Between three to six percent of all school age children are estimated to have ADHD (Attention Deficit Hyperactivity Disorder). ADHD is a disorder that entails a difficulty controlling impulses and temper, sitting still, waiting, or being attentive for more than short periods at a time. There are various kinds of ADHD where disturbances in attention, hyperactivity and impulsivity have varying degrees of prominence.

ADHD is often treated with stimulant medications, which are effective for most, but do not work for everyone.

Relevant improvement

In this study, 75 children and adolescents with ADHD were given either the fatty acids omega 3 and 6 or a placebo over three months, and then they were all given omega 3/6 over three months. The study was conducted double-blind, which means that neither the researchers nor the participants were allowed to know whether they received the active capsules until afterwards.
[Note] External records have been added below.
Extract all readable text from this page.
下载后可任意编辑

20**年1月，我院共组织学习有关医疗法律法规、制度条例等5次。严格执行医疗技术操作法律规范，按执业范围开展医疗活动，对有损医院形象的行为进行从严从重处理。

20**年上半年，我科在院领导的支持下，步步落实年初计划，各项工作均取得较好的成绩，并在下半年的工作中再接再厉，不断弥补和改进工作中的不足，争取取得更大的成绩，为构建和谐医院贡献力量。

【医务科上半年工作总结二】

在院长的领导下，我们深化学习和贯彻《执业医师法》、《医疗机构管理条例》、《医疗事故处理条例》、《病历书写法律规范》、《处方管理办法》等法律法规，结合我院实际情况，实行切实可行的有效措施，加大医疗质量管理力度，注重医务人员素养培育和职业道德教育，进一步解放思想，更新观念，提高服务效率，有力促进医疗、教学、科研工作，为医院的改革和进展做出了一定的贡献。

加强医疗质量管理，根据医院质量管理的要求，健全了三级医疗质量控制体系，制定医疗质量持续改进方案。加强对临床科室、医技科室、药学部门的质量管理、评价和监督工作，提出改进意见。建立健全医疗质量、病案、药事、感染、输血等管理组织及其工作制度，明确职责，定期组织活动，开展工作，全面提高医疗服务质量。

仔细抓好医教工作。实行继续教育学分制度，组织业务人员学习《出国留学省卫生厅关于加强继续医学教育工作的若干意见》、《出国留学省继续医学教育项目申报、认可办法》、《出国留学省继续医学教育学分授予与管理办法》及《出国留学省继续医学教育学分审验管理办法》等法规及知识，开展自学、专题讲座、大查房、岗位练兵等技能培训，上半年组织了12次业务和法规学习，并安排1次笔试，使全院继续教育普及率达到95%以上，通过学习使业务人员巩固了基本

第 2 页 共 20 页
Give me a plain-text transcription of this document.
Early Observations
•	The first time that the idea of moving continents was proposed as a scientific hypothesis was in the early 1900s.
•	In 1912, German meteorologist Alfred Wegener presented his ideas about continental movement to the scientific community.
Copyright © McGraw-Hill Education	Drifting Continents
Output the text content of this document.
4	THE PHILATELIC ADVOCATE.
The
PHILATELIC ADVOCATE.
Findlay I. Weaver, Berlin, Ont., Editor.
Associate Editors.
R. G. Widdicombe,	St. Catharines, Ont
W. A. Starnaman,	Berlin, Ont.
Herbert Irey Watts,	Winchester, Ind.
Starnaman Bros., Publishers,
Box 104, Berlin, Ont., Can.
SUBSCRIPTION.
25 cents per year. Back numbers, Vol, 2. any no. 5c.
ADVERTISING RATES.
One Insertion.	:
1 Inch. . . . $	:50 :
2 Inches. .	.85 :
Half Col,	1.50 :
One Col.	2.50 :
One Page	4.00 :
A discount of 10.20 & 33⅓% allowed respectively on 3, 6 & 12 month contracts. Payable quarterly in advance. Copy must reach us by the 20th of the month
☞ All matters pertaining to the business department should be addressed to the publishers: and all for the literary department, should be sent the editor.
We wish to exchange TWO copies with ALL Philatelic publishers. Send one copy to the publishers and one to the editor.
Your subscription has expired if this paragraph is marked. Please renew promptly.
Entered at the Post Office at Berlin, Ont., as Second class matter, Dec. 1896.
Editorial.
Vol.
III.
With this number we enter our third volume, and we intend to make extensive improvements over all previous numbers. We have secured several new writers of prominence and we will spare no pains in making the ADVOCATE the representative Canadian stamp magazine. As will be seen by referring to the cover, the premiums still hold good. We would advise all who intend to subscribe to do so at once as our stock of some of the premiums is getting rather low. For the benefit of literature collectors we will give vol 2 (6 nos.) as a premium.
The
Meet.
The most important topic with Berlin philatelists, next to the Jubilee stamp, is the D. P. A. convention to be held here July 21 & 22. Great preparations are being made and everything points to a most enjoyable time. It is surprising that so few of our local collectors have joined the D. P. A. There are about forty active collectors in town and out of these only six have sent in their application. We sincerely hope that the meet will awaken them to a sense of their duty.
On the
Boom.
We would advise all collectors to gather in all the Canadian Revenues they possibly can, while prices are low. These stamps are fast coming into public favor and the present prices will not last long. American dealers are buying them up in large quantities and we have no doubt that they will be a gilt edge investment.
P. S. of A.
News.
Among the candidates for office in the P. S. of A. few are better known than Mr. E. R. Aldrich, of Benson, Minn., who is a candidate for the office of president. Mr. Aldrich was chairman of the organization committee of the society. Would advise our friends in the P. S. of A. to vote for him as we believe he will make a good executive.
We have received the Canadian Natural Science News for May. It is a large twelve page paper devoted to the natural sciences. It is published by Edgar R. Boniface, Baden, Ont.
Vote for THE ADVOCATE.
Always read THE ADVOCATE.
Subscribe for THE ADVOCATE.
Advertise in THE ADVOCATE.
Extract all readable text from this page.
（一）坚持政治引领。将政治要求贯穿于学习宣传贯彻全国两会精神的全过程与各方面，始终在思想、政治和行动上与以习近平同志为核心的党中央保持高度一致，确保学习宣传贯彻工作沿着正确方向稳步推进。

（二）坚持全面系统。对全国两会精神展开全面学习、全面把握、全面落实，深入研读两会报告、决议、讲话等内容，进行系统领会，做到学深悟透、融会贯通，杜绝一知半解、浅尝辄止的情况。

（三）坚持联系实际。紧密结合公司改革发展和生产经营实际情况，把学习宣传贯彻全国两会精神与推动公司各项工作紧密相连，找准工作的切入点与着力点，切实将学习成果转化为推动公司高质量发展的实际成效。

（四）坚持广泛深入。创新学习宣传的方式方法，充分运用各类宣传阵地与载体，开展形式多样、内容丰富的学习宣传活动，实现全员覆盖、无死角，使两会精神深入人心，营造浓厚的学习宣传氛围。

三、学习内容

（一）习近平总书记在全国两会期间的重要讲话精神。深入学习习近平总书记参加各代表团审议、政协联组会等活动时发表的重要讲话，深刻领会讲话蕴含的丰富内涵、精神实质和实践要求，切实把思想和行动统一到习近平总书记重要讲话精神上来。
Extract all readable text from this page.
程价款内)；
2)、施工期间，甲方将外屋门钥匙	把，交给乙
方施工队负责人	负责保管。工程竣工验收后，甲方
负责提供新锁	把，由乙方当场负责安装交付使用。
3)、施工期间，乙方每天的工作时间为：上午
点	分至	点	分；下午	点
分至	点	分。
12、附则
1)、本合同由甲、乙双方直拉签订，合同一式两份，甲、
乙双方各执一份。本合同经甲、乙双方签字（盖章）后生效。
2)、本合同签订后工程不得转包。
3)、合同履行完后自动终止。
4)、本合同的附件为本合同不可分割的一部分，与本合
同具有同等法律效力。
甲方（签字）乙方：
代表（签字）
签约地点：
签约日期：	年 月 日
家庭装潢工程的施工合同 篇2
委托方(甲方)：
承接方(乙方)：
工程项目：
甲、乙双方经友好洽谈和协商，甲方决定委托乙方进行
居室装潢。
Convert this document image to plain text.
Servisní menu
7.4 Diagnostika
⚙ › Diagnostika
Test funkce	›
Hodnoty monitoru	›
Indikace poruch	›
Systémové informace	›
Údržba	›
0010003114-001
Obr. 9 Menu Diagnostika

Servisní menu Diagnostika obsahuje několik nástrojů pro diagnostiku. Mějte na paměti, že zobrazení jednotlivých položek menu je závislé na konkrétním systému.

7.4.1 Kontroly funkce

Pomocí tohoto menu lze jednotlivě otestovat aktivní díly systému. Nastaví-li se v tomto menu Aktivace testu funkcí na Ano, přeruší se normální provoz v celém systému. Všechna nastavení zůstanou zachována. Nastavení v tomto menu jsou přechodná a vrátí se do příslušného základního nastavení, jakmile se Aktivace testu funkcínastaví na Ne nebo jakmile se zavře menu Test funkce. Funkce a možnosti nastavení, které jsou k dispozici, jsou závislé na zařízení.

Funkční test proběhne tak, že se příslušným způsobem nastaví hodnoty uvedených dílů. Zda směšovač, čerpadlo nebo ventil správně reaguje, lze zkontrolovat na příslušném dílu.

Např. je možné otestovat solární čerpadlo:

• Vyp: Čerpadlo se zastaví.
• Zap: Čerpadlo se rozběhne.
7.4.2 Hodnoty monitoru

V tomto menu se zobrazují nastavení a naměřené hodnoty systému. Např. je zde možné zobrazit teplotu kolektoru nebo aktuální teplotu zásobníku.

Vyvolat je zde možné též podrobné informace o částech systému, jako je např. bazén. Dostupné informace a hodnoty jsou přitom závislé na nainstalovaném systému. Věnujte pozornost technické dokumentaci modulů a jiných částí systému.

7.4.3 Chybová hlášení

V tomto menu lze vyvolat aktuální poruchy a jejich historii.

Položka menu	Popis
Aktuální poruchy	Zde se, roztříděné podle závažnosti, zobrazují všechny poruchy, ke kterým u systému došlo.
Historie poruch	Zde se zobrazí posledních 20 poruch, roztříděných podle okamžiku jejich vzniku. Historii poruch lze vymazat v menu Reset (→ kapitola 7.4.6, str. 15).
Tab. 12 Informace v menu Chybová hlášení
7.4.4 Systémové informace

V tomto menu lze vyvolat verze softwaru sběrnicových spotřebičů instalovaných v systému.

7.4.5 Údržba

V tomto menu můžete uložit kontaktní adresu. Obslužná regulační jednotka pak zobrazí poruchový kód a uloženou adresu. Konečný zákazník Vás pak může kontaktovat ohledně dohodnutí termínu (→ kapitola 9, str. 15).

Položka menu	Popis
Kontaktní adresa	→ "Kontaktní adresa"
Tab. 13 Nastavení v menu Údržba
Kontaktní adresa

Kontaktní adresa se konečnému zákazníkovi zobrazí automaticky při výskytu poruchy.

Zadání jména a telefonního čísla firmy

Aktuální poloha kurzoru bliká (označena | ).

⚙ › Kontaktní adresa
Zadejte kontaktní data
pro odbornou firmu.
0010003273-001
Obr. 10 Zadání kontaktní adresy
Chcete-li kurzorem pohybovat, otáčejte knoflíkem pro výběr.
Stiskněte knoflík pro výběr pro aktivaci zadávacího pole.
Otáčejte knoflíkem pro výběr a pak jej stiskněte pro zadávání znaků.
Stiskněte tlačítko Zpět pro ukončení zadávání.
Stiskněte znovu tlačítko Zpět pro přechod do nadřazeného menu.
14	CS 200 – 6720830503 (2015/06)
“For the group as a whole, we did not see any major improvement, but in 35 percent of the children and adolescents who have the inattentive subtype of ADHD called ADD, the symptoms improved so much that we can talk about a clinically relevant improvement,” says Mats Johnson, doctoral student at the Sahlgrenska Academy at the University of Gothenburg.

Cognitive training

The levels of omega 3 and omega 6 were also measured in blood samples, where those who had a clear improvement of their symptoms also showed a better balance between the blood levels of these two fatty acids.

The dissertation also indicates that a cognitive training method called Collaborative Problem Solving (CPS) can be a good alternative or complement in the treatment of ADHD and oppositional defiant disorder (ODD).